Qui est Romeo Saganash, né au bord du lac Mishigamish? se demande l’auteure. On découvre un nomade qui n’a pas vraiment de maison, un homme à l’identité multiple qui maîtrise quatre langues. Il a négocié aux Nations Unies la Déclaration sur les droits des peuples autochtones, adoptée en 2007. C’est bien le seul député à avoir connu, dès l’âge de sept ans, les pensionnats religieux, «cette incarcération culturelle, linguistique et politique. […] Le soir même, on m’a rasé les cheveux», raconte-t-il.

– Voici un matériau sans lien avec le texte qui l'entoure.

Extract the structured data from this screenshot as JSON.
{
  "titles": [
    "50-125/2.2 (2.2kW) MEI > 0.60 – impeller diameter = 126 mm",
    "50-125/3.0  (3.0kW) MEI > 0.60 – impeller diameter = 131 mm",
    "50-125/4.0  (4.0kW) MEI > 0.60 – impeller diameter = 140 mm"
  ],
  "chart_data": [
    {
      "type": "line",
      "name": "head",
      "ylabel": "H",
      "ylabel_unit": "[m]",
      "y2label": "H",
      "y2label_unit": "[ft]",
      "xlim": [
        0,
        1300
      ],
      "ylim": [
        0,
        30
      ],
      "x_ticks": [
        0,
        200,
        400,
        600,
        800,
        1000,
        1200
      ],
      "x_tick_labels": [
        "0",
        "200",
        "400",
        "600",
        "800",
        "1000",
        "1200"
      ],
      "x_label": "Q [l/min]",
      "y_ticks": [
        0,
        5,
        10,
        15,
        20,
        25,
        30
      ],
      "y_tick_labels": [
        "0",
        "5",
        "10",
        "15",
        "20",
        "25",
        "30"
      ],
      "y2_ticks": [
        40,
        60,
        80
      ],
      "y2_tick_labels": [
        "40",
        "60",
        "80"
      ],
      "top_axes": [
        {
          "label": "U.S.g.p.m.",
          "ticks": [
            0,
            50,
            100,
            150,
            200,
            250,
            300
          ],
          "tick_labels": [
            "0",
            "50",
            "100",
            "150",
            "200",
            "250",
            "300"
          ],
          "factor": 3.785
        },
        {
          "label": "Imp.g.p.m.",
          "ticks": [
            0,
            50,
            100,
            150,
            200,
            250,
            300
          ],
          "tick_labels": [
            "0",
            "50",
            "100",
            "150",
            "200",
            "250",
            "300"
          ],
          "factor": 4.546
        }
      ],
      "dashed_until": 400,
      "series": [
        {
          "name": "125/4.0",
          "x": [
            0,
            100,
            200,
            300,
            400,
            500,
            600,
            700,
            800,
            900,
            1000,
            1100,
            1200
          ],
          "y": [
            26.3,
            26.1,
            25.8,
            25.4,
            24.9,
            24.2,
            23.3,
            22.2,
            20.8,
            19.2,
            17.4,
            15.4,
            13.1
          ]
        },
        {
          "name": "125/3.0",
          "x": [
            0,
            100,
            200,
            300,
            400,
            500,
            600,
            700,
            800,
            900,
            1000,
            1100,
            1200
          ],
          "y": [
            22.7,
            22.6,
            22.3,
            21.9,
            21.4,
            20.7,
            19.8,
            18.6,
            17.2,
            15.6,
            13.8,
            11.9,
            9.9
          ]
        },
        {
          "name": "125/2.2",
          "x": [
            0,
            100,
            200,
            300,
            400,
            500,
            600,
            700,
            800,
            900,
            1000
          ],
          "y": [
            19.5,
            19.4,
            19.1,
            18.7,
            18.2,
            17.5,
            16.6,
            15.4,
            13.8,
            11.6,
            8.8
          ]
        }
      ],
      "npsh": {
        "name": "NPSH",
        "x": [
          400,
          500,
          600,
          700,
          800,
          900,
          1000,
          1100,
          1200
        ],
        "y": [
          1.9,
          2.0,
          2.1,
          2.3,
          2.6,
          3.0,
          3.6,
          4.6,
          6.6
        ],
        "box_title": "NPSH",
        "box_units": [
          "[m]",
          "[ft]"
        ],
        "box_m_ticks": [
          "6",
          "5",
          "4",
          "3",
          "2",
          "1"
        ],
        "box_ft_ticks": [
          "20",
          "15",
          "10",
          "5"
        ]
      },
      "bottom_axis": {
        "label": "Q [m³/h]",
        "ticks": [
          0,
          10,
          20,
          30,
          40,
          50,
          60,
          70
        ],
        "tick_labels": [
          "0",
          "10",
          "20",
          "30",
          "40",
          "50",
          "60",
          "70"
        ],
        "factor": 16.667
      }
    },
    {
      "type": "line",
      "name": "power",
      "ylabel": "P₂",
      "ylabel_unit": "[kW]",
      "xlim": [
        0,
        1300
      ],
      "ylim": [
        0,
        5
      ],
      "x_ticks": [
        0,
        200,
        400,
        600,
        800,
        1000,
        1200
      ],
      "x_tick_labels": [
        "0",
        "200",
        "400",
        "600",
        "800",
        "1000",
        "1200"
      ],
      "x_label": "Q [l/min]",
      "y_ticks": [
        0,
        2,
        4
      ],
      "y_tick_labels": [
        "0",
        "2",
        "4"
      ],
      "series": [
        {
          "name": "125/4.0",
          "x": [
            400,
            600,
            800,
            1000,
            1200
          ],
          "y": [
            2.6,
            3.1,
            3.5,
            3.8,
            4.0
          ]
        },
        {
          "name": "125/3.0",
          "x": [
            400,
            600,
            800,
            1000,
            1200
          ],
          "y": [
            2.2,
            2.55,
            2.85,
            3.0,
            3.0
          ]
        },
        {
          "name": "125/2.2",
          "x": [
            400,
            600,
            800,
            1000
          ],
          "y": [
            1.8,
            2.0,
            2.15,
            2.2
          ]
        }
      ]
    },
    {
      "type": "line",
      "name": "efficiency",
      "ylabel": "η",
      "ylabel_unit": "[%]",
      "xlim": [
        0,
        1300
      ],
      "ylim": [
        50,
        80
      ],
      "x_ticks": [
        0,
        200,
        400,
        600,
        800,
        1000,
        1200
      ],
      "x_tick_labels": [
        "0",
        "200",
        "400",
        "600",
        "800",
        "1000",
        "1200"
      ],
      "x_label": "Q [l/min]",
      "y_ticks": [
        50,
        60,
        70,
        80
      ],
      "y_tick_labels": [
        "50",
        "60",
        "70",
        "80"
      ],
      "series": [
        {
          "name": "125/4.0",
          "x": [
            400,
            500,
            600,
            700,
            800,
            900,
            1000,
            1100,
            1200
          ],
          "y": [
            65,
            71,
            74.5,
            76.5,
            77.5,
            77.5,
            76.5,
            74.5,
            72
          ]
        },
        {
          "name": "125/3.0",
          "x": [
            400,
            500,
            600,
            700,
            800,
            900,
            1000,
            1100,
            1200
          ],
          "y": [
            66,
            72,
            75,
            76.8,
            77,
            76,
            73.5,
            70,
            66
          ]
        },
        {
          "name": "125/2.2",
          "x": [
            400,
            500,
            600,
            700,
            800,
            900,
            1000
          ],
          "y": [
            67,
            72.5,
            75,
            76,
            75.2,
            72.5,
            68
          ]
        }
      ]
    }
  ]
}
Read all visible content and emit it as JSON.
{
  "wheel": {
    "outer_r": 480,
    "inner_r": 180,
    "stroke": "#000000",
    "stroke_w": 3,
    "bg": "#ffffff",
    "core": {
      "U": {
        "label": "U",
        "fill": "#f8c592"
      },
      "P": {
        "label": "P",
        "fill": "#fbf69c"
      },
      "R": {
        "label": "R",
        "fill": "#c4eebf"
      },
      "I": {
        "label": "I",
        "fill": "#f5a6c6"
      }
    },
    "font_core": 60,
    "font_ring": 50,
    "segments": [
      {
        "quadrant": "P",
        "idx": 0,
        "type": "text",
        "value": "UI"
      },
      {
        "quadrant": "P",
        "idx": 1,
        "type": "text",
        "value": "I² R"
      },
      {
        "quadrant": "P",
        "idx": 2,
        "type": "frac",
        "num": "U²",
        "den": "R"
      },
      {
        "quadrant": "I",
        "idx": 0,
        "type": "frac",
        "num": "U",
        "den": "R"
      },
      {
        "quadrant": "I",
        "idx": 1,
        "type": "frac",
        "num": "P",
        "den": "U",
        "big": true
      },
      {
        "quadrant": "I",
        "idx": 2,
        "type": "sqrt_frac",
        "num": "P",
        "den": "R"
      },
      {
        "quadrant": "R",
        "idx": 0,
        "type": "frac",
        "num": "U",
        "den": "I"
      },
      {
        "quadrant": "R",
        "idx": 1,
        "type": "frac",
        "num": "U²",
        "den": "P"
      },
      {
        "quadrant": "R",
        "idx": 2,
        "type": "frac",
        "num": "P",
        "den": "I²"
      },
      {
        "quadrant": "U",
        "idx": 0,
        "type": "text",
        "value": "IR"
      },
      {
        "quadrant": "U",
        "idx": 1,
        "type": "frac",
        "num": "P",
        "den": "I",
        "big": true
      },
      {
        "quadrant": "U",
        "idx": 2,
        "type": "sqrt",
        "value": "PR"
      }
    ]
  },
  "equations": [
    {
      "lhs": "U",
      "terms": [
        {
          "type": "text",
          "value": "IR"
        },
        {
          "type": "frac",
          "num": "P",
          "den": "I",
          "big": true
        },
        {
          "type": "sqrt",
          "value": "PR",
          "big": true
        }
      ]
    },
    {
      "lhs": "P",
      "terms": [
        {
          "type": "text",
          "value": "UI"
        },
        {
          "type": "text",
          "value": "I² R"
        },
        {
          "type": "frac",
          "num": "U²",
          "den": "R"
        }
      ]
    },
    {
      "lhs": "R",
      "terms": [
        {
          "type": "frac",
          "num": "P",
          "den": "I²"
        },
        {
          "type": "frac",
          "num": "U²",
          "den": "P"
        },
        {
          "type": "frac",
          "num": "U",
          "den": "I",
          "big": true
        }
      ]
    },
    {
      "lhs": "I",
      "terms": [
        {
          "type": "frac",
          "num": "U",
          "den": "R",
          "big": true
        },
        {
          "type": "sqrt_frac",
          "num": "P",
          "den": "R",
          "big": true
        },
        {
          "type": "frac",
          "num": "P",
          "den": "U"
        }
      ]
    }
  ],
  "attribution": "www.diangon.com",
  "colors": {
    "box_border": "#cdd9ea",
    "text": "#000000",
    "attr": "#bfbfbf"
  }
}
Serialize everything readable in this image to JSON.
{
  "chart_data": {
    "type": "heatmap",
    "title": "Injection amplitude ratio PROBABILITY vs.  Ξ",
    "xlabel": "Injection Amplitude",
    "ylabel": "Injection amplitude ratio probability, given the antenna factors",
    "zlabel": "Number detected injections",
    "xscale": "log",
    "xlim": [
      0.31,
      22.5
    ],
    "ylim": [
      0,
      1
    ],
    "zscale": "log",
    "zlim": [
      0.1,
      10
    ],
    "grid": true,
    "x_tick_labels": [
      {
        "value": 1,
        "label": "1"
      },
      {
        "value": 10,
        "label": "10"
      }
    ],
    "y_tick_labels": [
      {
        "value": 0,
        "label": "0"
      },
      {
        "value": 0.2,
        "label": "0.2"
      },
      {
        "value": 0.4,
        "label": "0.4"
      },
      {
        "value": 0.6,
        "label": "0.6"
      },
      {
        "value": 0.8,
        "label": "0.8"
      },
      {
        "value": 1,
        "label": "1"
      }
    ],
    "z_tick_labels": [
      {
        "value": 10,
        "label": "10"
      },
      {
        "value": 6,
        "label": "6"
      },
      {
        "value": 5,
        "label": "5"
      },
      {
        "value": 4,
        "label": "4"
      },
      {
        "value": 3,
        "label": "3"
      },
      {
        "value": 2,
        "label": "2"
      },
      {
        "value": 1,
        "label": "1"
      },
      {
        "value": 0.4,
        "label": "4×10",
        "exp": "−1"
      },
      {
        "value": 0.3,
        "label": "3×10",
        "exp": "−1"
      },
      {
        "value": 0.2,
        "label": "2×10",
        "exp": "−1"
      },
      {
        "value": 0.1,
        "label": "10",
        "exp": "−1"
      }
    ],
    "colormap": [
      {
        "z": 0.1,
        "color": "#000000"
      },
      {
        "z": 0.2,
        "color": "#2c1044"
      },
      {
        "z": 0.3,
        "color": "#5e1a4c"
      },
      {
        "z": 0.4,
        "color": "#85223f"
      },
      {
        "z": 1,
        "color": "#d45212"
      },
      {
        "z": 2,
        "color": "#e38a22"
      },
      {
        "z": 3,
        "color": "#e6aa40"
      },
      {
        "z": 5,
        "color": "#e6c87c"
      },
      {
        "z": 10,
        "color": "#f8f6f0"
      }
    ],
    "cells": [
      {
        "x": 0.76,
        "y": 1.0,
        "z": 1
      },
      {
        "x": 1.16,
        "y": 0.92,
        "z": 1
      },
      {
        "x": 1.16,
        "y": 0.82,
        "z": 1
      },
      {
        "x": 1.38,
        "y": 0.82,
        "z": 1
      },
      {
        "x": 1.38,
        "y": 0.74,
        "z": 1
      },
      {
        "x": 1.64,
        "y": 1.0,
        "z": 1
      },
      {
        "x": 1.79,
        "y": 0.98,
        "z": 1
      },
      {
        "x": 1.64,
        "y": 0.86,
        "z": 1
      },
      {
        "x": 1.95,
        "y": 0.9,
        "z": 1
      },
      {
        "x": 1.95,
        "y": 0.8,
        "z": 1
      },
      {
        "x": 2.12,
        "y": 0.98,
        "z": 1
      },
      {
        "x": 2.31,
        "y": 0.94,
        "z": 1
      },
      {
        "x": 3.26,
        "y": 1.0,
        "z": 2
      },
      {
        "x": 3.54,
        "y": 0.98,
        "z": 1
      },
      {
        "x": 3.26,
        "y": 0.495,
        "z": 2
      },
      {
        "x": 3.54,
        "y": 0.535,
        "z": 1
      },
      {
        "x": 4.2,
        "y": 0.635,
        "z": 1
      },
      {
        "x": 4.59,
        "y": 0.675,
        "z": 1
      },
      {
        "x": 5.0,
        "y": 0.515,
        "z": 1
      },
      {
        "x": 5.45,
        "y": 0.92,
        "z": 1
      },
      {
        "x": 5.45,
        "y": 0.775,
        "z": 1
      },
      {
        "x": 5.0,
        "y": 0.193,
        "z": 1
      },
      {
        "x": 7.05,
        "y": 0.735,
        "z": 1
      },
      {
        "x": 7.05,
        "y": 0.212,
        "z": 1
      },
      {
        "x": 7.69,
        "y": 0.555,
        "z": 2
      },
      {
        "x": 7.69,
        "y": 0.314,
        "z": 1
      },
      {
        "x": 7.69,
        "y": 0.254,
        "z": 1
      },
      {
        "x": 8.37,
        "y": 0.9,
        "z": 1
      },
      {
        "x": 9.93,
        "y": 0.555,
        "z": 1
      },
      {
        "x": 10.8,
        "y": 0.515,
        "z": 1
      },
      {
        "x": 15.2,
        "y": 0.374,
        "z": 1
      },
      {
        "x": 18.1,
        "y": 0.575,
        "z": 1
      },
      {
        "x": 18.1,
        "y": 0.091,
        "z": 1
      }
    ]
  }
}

L’aventure débute à Matagami, à 620 kilomètres au sud de Radisson. La route, construite entre 1971 et 1973, est dans un état lamentable. Elle en a vu défiler des camions hauts comme des édifices de deux étages. Les trous, les bosses et les ornières découragent bien souvent les rares touristes qui osent s’aventurer au-delà du kilomètre zéro.

«Quelque chose d’unique se déroule, loin là-bas au nord, en toute discrétion», nous dit l’auteure. Sans tambour ni trompette, on a mis sur pied un gouvernement régional qui rassemble Blancs, Autochtones et fonctionnaires québécois. Tous les deux mois, on y discute de tout, de l’aménagement du territoire, d’infrastructures et de routes, de logements, de services défaillants. «Il n’y a pas une seule seconde, pendant toutes ces heures de réunions, où la question de la coexistence des deux peuples, les colonisés, les colons, n’est pas sur la table.» Mais la plus grande harmonie règne, comme si les destins des uns et des autres étaient nécessairement unis dans une même quête du bonheur.

Cette normalisation n’a pas que ses bons côtés. La prospérité engendrée par la cession des richesses naturelles «a généré une grande détresse identitaire» et suscité de profondes divisions chez la nation crie. Tant de richesses a créé une illusion matérielle. «Les Cris continuent de souffrir d’alcoolisme et de toxicomanie», dénonce Roger Orr, un militant cri opposé à la Paix des Braves.

Mais cet ouvrage n’est pas seulement une longue liste des doléances des Autochtones. C’est aussi un livre d’émerveillement. Celui de Romeo Saganash, capable de s’émerveiller même après toutes ces années passées à marcher son territoire, et celui de l’auteure, qui découvre la taïga et les tourbières, les rivières joyeuses et bruyantes, les sols ocres et roses, les promontoires rocheux en forme de «seins de géantes», les forêts calcinées, les fleurs de thé du Labrador.